My enthusiasm was typical. The exhibit was extraordinarily popular around the world, as was the book based on it. Tens of millions of people, from sophisticated New Yorkers to Guatemalan peasants, must have felt that the pictures – the French couple kissing, the circle of rapt South Africans listening to a teller of tales – expressed something fundamental and hopeful about the human condition.

Were we right? Was this an accurate representation of the unity and nobility of the human condition? The dawn of a new year is a good time to look back at this one-time cultural icon. The book’s depiction of work – about 10 percent of the 503 pictures, including a Pakistani construction site with elephants, an Iranian shepherd and Americans wearing suits in a boardroom – provides a good test-case.

My childish enthusiasm certainly needs to be tempered. The truths expressed are not really timeless. In fact, the depictions of working men were already old-fashioned in 1955. The hard manual labour which Steichen considered emblematic of masculine toil was on the decline. Bureaucrats and sedentary machine operators might not be as obviously photogenic as the man pictured standing on a girder suspended in mid-air, but would have been closer to the truth. As for women, in the section on work they are mostly shown engaged in domestic drudgery, such as cleaning and carrying water. Such predominantly feminine toil has not been eliminated, but over the last 60 years women have increasingly come to share workplaces – and the corresponding hopes and frustrations – with men.

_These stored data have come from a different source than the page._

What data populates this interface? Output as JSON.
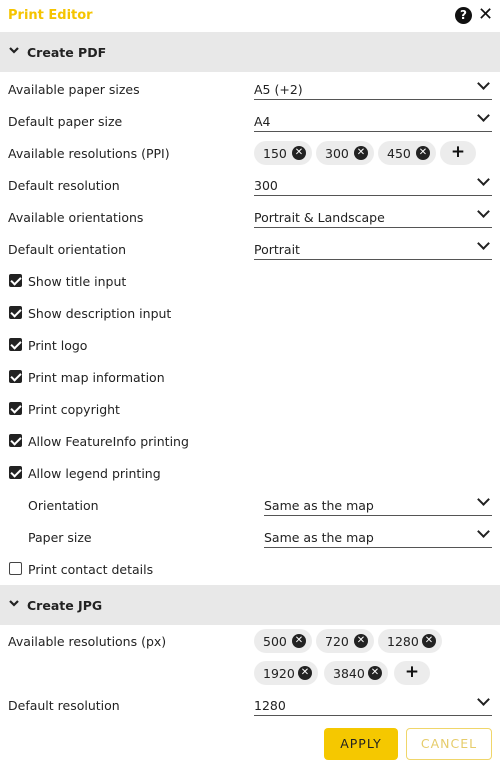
{
  "window": {
    "title": "Print Editor",
    "help_glyph": "?",
    "close_glyph": "✕"
  },
  "pdf": {
    "header": "Create PDF",
    "available_paper_sizes": {
      "label": "Available paper sizes",
      "value": "A5 (+2)"
    },
    "default_paper_size": {
      "label": "Default paper size",
      "value": "A4"
    },
    "available_resolutions": {
      "label": "Available resolutions (PPI)",
      "chips": [
        "150",
        "300",
        "450"
      ]
    },
    "default_resolution": {
      "label": "Default resolution",
      "value": "300"
    },
    "available_orientations": {
      "label": "Available orientations",
      "value": "Portrait & Landscape"
    },
    "default_orientation": {
      "label": "Default orientation",
      "value": "Portrait"
    },
    "checkboxes": [
      {
        "label": "Show title input",
        "checked": true
      },
      {
        "label": "Show description input",
        "checked": true
      },
      {
        "label": "Print logo",
        "checked": true
      },
      {
        "label": "Print map information",
        "checked": true
      },
      {
        "label": "Print copyright",
        "checked": true
      },
      {
        "label": "Allow FeatureInfo printing",
        "checked": true
      },
      {
        "label": "Allow legend printing",
        "checked": true
      }
    ],
    "legend_orientation": {
      "label": "Orientation",
      "value": "Same as the map"
    },
    "legend_paper_size": {
      "label": "Paper size",
      "value": "Same as the map"
    },
    "contact_details": {
      "label": "Print contact details",
      "checked": false
    }
  },
  "jpg": {
    "header": "Create JPG",
    "available_resolutions": {
      "label": "Available resolutions (px)",
      "chips": [
        "500",
        "720",
        "1280",
        "1920",
        "3840"
      ]
    },
    "default_resolution": {
      "label": "Default resolution",
      "value": "1280"
    }
  },
  "footer": {
    "apply": "APPLY",
    "cancel": "CANCEL"
  },
  "icons": {
    "remove": "✕",
    "add": "+",
    "collapse": "chevron-down-icon"
  },
  "colors": {
    "accent": "#f5c400",
    "apply_bg": "#f5c800",
    "section_bg": "#e8e8e8"
  }
}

The array of pictures is on the wrong side of an epochal shift in labour. The decline of farm and harsh factory toil and the rise of offices and services could be almost as important an historical transition as the industrial revolution. Of course, Steichen cannot be blamed for missing this development, but the limited perspective is a reminder that it is hard to be timeless.

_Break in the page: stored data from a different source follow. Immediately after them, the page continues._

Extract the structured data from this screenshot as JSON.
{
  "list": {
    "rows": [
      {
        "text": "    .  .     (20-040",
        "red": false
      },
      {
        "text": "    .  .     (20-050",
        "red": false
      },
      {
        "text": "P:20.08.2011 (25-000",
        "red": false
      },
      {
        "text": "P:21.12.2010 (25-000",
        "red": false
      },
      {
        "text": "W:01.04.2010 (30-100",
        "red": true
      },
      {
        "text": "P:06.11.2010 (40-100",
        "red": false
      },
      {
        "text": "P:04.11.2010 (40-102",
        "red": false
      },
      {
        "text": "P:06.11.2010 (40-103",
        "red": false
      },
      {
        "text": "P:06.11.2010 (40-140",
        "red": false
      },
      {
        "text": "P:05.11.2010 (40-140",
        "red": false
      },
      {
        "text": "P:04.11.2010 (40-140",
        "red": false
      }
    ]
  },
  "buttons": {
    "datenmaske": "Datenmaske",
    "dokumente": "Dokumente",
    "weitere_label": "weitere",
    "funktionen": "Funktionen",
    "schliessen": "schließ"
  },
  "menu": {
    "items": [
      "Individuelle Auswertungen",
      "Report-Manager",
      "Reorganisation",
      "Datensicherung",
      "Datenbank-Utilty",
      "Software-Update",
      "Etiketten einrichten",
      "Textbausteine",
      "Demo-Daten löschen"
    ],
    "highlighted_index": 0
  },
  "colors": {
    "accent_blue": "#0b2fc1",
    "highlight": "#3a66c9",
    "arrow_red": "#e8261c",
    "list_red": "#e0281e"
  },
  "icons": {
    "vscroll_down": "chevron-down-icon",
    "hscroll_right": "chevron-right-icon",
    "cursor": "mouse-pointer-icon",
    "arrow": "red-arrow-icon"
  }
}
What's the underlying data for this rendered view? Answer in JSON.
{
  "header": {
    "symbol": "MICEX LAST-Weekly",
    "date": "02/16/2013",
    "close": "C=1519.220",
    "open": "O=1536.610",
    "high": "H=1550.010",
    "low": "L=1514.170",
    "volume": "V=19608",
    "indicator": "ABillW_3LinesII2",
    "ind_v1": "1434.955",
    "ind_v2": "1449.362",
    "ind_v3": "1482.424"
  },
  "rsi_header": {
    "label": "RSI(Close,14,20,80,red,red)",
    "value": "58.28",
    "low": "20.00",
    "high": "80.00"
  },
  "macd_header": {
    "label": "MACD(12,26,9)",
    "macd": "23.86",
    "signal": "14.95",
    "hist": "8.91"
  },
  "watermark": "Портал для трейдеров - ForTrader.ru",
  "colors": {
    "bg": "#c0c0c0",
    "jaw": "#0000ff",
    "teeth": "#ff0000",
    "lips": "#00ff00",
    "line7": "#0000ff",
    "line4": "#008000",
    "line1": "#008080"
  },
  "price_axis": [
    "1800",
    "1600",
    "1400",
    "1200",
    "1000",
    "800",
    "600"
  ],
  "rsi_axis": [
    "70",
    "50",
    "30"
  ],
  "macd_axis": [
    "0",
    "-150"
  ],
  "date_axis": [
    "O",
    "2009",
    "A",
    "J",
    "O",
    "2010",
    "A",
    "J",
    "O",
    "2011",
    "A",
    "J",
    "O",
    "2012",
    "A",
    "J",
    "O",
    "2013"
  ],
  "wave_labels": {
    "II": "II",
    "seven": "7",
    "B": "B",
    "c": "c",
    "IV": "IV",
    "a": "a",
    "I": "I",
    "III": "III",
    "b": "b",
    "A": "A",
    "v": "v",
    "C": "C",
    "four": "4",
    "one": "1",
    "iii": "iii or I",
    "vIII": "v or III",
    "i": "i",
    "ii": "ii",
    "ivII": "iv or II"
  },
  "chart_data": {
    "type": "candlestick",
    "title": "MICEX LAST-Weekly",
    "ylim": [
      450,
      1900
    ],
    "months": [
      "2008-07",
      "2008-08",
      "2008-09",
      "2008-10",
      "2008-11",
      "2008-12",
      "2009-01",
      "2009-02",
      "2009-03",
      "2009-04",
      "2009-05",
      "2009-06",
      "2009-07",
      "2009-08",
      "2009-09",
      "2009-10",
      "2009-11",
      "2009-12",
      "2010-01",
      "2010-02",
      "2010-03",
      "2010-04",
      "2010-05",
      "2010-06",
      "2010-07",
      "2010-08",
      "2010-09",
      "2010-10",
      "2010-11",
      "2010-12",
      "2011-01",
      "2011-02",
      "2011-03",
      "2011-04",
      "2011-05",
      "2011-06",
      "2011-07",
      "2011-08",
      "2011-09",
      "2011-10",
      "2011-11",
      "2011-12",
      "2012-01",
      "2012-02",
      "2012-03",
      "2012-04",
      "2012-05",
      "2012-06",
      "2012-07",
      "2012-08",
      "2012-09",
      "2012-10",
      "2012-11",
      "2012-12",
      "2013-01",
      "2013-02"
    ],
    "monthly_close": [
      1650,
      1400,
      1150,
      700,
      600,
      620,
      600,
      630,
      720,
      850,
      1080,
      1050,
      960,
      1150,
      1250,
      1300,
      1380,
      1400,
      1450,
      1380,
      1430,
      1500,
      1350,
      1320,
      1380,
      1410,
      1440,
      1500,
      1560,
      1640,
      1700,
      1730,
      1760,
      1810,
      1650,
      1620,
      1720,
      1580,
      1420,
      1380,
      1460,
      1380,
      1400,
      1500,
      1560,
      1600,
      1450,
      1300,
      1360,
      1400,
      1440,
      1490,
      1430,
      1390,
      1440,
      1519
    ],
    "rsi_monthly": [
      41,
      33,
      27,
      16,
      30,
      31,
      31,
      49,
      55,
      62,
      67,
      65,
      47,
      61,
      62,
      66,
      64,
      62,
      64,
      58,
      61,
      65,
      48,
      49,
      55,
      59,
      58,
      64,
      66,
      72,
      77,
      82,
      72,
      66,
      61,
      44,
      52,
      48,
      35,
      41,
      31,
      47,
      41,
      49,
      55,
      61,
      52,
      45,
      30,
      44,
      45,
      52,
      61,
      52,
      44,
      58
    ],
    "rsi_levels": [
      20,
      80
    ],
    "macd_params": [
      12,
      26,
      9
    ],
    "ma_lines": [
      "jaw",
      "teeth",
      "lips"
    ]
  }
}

The “Family of Man” is not only dated, it is also misleading, because the portrayal of work glosses over a disturbing truth. In the human condition, the gap between rich and poor is arguably as fundamental as is the unity of labour. “The Family of Man” shows unity well – men and women toil equally in Bolivia, Palestine and the United States – but the show ignores the division: America was basically a land of plenty while most other countries in the world suffered from the age-old scourge of widespread and persistent poverty. The omission makes “The Family of Man” look naive or even dishonest.

Steichen presumably thought that pictures of a divided world would have undercut his universal message. Perhaps he hoped that the economic gap was temporary. Whatever his reasons, time has not been kind to his choice. The United States may have lost its near-monopoly on plenty, and nearly all poor countries are now much richer than they were in 1955, but a great gulf still separates the desperately poor from the ridiculously rich. Unfortunately, the decision to gloss over economic bad news is typical of the book. While there are some tragic images, the view of mankind is uncomfortably upbeat. I would like a companion volume, “Mankind’s Broken Family”, filled with photos of war, cruelty and suffering.

Despite these significant weaknesses, I would still recommend “The Family of Man”, and not merely for the quality of the photography. The show’s message remains powerful and, dare I say it, inspirational. In Sandburg’s words, the human condition is “so alike, so inexorably alike”.

Economists can take a special comfort from this message: their globalisation rests on a solid foundation. People can work and trade together because they share needs, desires and humanity. Still, economists should also learn a humbling lesson from “The Family of Man”. They crave GDP growth, but economic progress has only a modest effect on life’s great themes. The pictures of work in a 2013 revival exhibition would be quite different, but the universal story would be identical: Sandburg’s “epic woven of fun, mystery and holiness”.